DogBoy Posted January 5, 2003 Report Posted January 5, 2003 "having no formal CS education " Hate to pile on here but I've been a programmer for 23 years now and the WORST people I've worked with were the ones with masters or phd's. And as for the education that the schools are giving kids in CS it's totally bullshit. I've trained MANY programmers over the years and few of them are ready for a large scale business application coming in out of college. To my way of thinking what they're teaching kids in CS today is an almost complete waste of time because in the corporate worls we've found they need SIGNIFICANT training to actually do their job AFTER they've got their degree in hand. Oh yeah they teach 'em how to write one real complex program using logic and techniques that are never really employes in the business world unless they're going to work at Los Alamos or something like that. But they don't teach 'em how to work in systems with 100's (even 1000's) or source files, many times poorly written like 15-20 years ago. Most programmers actually spens little time writing pieces of code like the college professor teach them. Instead they need to know how to manage large systems and sub-systems and testing, and communication, and documentation, and support. Interacting with people and stuff like that. In my opinion most kids coming out of college with CS degrees are woefully unprepared for the jobs that are available in the corporate world. CS profs seem to be training every student to work at some gubmint science lab where they write (sexy, complex) little pieces of code that it would take Einstien to understand. But the vast majority of programming jobs are far less sexy than Los Alamos. They are relatively mundane jobs that don't require much complex thinking but instead often demand simplicity and good ole' hard work.

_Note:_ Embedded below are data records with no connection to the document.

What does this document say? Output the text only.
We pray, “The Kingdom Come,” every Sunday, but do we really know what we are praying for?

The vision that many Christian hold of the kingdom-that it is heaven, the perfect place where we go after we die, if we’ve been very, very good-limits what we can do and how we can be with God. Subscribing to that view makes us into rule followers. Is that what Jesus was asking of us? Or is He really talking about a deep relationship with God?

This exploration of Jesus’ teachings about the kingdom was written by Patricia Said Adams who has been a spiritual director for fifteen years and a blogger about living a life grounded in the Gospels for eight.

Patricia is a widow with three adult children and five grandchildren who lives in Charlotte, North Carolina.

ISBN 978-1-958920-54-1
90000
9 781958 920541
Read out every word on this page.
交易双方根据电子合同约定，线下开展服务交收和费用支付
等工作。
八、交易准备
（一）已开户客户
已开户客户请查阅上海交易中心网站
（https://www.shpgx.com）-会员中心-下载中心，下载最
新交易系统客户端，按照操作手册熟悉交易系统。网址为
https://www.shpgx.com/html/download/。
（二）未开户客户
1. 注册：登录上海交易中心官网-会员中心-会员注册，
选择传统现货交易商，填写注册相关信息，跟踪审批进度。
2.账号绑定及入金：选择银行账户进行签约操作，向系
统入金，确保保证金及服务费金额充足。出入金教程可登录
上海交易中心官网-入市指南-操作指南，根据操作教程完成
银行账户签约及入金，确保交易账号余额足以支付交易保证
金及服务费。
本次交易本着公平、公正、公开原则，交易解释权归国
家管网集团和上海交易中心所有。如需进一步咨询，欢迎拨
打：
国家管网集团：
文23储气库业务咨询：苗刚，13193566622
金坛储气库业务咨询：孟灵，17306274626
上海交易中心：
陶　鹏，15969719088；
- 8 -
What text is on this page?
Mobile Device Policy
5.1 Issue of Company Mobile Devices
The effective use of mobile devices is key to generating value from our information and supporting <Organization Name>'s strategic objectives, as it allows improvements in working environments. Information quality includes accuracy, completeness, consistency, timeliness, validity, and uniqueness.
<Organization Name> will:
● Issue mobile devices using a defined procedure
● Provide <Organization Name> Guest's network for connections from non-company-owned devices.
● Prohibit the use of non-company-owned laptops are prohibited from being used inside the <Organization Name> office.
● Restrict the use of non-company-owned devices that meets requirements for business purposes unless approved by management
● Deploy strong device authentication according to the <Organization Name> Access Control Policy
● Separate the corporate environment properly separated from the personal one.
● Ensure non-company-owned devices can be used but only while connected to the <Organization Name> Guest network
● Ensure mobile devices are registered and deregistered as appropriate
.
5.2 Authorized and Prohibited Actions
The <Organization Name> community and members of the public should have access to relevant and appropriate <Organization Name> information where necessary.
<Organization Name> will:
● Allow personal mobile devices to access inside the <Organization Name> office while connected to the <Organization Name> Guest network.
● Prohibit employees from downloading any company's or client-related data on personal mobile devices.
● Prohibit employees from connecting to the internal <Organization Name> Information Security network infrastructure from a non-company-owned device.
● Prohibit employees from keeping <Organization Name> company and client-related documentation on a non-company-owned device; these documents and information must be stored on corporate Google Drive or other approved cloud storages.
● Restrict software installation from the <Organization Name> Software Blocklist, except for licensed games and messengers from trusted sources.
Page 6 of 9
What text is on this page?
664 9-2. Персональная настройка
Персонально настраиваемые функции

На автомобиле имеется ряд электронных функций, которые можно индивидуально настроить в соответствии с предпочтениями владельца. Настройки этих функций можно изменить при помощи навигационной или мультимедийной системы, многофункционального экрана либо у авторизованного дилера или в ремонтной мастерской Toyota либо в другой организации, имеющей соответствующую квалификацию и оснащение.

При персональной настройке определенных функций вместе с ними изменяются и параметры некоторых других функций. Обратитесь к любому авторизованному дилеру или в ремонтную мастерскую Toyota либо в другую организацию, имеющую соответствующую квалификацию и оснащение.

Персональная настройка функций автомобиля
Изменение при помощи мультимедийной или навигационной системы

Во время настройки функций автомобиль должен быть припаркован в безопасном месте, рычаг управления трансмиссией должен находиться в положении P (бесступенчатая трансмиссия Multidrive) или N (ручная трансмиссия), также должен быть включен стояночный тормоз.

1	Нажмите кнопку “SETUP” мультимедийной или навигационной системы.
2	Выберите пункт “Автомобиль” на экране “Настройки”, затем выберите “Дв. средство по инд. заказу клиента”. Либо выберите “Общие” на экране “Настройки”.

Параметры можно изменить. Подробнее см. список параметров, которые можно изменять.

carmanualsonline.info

Guest AssMaster Posted January 5, 2003 Report Posted January 5, 2003 That is how I knew the end of the bubble was nigh...when stupid CS grads were getting multiple offers of 80-100K plus option and trying to decide amongst the offers was not beneath their abilities. Considering they would actually be a DRAIN on productivity for the first two or three years and then probably switch to another company. Such stupidity. And such stupidity in hiring. And why hasn't the H1-B program been scaled back with all of the tech layoffs? Intentionally importing unemployment along with deflation? Such awful leadership everywhere from corporate to political. Save US Hillary! That will be the cry by 2008...mark my words. Then is the time to load up your guns, spam and gold and head outta dodge. Actually, that will be too late. She is to be the savior, ala FDR.